For my part, I explained everything I've written above. I told him how I've felt guilt at the idea of getting to enjoy friendship and intimacy with him when it seems like it might be at the cost of him finding another partner. How I have a very hard time believing this could really be ok. He responded with candor to everything I said. He admitted that he might well be very hurt if/when I end up forming a partnership with someone else in the way I couldn't with him. It will be a bridge to either cross or burn when we get there. But, he said that he considers our friendship, our depth of understanding with each other, to be too valuable to sacrifice. He said that now, when he thinks about us growing old together, he can picture it being as best friends, and not necessarily as an old married couple.
Wow.
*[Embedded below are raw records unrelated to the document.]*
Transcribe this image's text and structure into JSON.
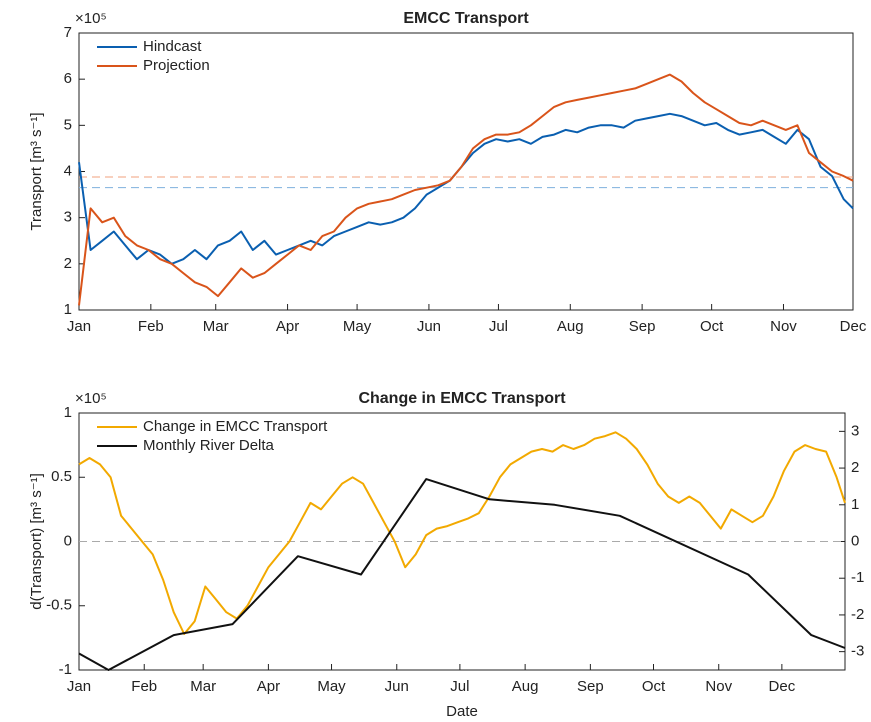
{
  "chart_data": [
    {
      "type": "line",
      "title": "EMCC Transport",
      "ylabel": "Transport [m³ s⁻¹]",
      "y_exponent_label": "×10⁵",
      "xlim": [
        1,
        335
      ],
      "ylim": [
        1,
        7
      ],
      "xticks": [
        {
          "value": 1,
          "label": "Jan"
        },
        {
          "value": 32,
          "label": "Feb"
        },
        {
          "value": 60,
          "label": "Mar"
        },
        {
          "value": 91,
          "label": "Apr"
        },
        {
          "value": 121,
          "label": "May"
        },
        {
          "value": 152,
          "label": "Jun"
        },
        {
          "value": 182,
          "label": "Jul"
        },
        {
          "value": 213,
          "label": "Aug"
        },
        {
          "value": 244,
          "label": "Sep"
        },
        {
          "value": 274,
          "label": "Oct"
        },
        {
          "value": 305,
          "label": "Nov"
        },
        {
          "value": 335,
          "label": "Dec"
        }
      ],
      "yticks": [
        1,
        2,
        3,
        4,
        5,
        6,
        7
      ],
      "legend": "upper left",
      "reference_lines": [
        {
          "value": 3.88,
          "color": "#f0a07c"
        },
        {
          "value": 3.65,
          "color": "#7fb0dd"
        }
      ],
      "series": [
        {
          "name": "Hindcast",
          "color": "#0a5fb0",
          "x": [
            1,
            6,
            11,
            16,
            21,
            26,
            31,
            36,
            41,
            46,
            51,
            56,
            61,
            66,
            71,
            76,
            81,
            86,
            91,
            96,
            101,
            106,
            111,
            116,
            121,
            126,
            131,
            136,
            141,
            146,
            151,
            156,
            161,
            166,
            171,
            176,
            181,
            186,
            191,
            196,
            201,
            206,
            211,
            216,
            221,
            226,
            231,
            236,
            241,
            246,
            251,
            256,
            261,
            266,
            271,
            276,
            281,
            286,
            291,
            296,
            301,
            306,
            311,
            316,
            321,
            326,
            331,
            335
          ],
          "values": [
            4.2,
            2.3,
            2.5,
            2.7,
            2.4,
            2.1,
            2.3,
            2.2,
            2.0,
            2.1,
            2.3,
            2.1,
            2.4,
            2.5,
            2.7,
            2.3,
            2.5,
            2.2,
            2.3,
            2.4,
            2.5,
            2.4,
            2.6,
            2.7,
            2.8,
            2.9,
            2.85,
            2.9,
            3.0,
            3.2,
            3.5,
            3.65,
            3.8,
            4.1,
            4.4,
            4.6,
            4.7,
            4.65,
            4.7,
            4.6,
            4.75,
            4.8,
            4.9,
            4.85,
            4.95,
            5.0,
            5.0,
            4.95,
            5.1,
            5.15,
            5.2,
            5.25,
            5.2,
            5.1,
            5.0,
            5.05,
            4.9,
            4.8,
            4.85,
            4.9,
            4.75,
            4.6,
            4.9,
            4.7,
            4.1,
            3.9,
            3.4,
            3.2
          ]
        },
        {
          "name": "Projection",
          "color": "#d9541a",
          "x": [
            1,
            6,
            11,
            16,
            21,
            26,
            31,
            36,
            41,
            46,
            51,
            56,
            61,
            66,
            71,
            76,
            81,
            86,
            91,
            96,
            101,
            106,
            111,
            116,
            121,
            126,
            131,
            136,
            141,
            146,
            151,
            156,
            161,
            166,
            171,
            176,
            181,
            186,
            191,
            196,
            201,
            206,
            211,
            216,
            221,
            226,
            231,
            236,
            241,
            246,
            251,
            256,
            261,
            266,
            271,
            276,
            281,
            286,
            291,
            296,
            301,
            306,
            311,
            316,
            321,
            326,
            331,
            335
          ],
          "values": [
            1.1,
            3.2,
            2.9,
            3.0,
            2.6,
            2.4,
            2.3,
            2.1,
            2.0,
            1.8,
            1.6,
            1.5,
            1.3,
            1.6,
            1.9,
            1.7,
            1.8,
            2.0,
            2.2,
            2.4,
            2.3,
            2.6,
            2.7,
            3.0,
            3.2,
            3.3,
            3.35,
            3.4,
            3.5,
            3.6,
            3.65,
            3.7,
            3.8,
            4.1,
            4.5,
            4.7,
            4.8,
            4.8,
            4.85,
            5.0,
            5.2,
            5.4,
            5.5,
            5.55,
            5.6,
            5.65,
            5.7,
            5.75,
            5.8,
            5.9,
            6.0,
            6.1,
            5.95,
            5.7,
            5.5,
            5.35,
            5.2,
            5.05,
            5.0,
            5.1,
            5.0,
            4.9,
            5.0,
            4.4,
            4.2,
            4.0,
            3.9,
            3.8
          ]
        }
      ]
    },
    {
      "type": "line",
      "title": "Change in EMCC Transport",
      "ylabel": "d(Transport) [m³ s⁻¹]",
      "xlabel": "Date",
      "y_exponent_label": "×10⁵",
      "xlim": [
        1,
        365
      ],
      "ylim": [
        -1,
        1
      ],
      "y2lim": [
        -3.5,
        3.5
      ],
      "xticks": [
        {
          "value": 1,
          "label": "Jan"
        },
        {
          "value": 32,
          "label": "Feb"
        },
        {
          "value": 60,
          "label": "Mar"
        },
        {
          "value": 91,
          "label": "Apr"
        },
        {
          "value": 121,
          "label": "May"
        },
        {
          "value": 152,
          "label": "Jun"
        },
        {
          "value": 182,
          "label": "Jul"
        },
        {
          "value": 213,
          "label": "Aug"
        },
        {
          "value": 244,
          "label": "Sep"
        },
        {
          "value": 274,
          "label": "Oct"
        },
        {
          "value": 305,
          "label": "Nov"
        },
        {
          "value": 335,
          "label": "Dec"
        }
      ],
      "yticks": [
        -1,
        -0.5,
        0,
        0.5,
        1
      ],
      "y2ticks": [
        -3,
        -2,
        -1,
        0,
        1,
        2,
        3
      ],
      "legend": "upper left",
      "reference_lines": [
        {
          "value": 0,
          "color": "#aaaaaa"
        }
      ],
      "series": [
        {
          "name": "Change in EMCC Transport",
          "color": "#f2a900",
          "x": [
            1,
            6,
            11,
            16,
            21,
            26,
            31,
            36,
            41,
            46,
            51,
            56,
            61,
            66,
            71,
            76,
            81,
            86,
            91,
            96,
            101,
            106,
            111,
            116,
            121,
            126,
            131,
            136,
            141,
            146,
            151,
            156,
            161,
            166,
            171,
            176,
            181,
            186,
            191,
            196,
            201,
            206,
            211,
            216,
            221,
            226,
            231,
            236,
            241,
            246,
            251,
            256,
            261,
            266,
            271,
            276,
            281,
            286,
            291,
            296,
            301,
            306,
            311,
            316,
            321,
            326,
            331,
            336,
            341,
            346,
            351,
            356,
            361,
            365
          ],
          "values": [
            0.6,
            0.65,
            0.6,
            0.5,
            0.2,
            0.1,
            0.0,
            -0.1,
            -0.3,
            -0.55,
            -0.72,
            -0.62,
            -0.35,
            -0.45,
            -0.55,
            -0.6,
            -0.5,
            -0.35,
            -0.2,
            -0.1,
            0.0,
            0.15,
            0.3,
            0.25,
            0.35,
            0.45,
            0.5,
            0.45,
            0.3,
            0.15,
            0.0,
            -0.2,
            -0.1,
            0.05,
            0.1,
            0.12,
            0.15,
            0.18,
            0.22,
            0.35,
            0.5,
            0.6,
            0.65,
            0.7,
            0.72,
            0.7,
            0.75,
            0.72,
            0.75,
            0.8,
            0.82,
            0.85,
            0.8,
            0.72,
            0.6,
            0.45,
            0.35,
            0.3,
            0.35,
            0.3,
            0.2,
            0.1,
            0.25,
            0.2,
            0.15,
            0.2,
            0.35,
            0.55,
            0.7,
            0.75,
            0.72,
            0.7,
            0.5,
            0.3
          ]
        },
        {
          "name": "Monthly River Delta",
          "color": "#111111",
          "axis": "y2",
          "x": [
            1,
            15,
            46,
            74,
            105,
            135,
            166,
            196,
            227,
            258,
            319,
            349,
            365
          ],
          "values": [
            -3.05,
            -3.5,
            -2.55,
            -2.25,
            -0.4,
            -0.9,
            1.7,
            1.15,
            1.0,
            0.7,
            -0.9,
            -2.55,
            -2.9
          ]
        }
      ]
    }
  ]
}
To be that flexible, that logical about it... color me impressed. But I believed him, I didn't think he was lying to try to hold onto me by any means necessary, y'know? It was genuine.
And, more than that, his actions the last few days have all borne out the notion that this "new normal" really is ok. Is, in fact, better than the way things had been. For instance, Gia happened to also be at the lecture that he and I attended last night. Afterwards, the two of them spoke about some of the ideas that had been raised. They haven't spoke to each other in MONTHS, and he's always been sort of taciturn around her. Not so anymore, apparently.
Another thing, a friend of mine has been interested in practicing Japanese rope bondage on me (with me clothed) for some time. I'd brought it up to Davis, and he'd been uncomfortable with the idea of my friend and I doing that on our own. I suggested that maybe he could watch, learn a few things. He'd been non-committal. While he didn't outright reject the idea, I also couldn't pin him down on it. I brought it up again the other day and he said yes right away, we set a date.
Finally, the most striking thing -- we've agreed to hang out every Wednesday night. We didn't have a date night when we were dating, but now that we've broken up we have one. o_0 Just... it's kind of stunning how much better things feel, and how much smoother they're flowing, now that we've re-framed our connection.
Heh, I have NO idea how to explain this to either of our sets of parents.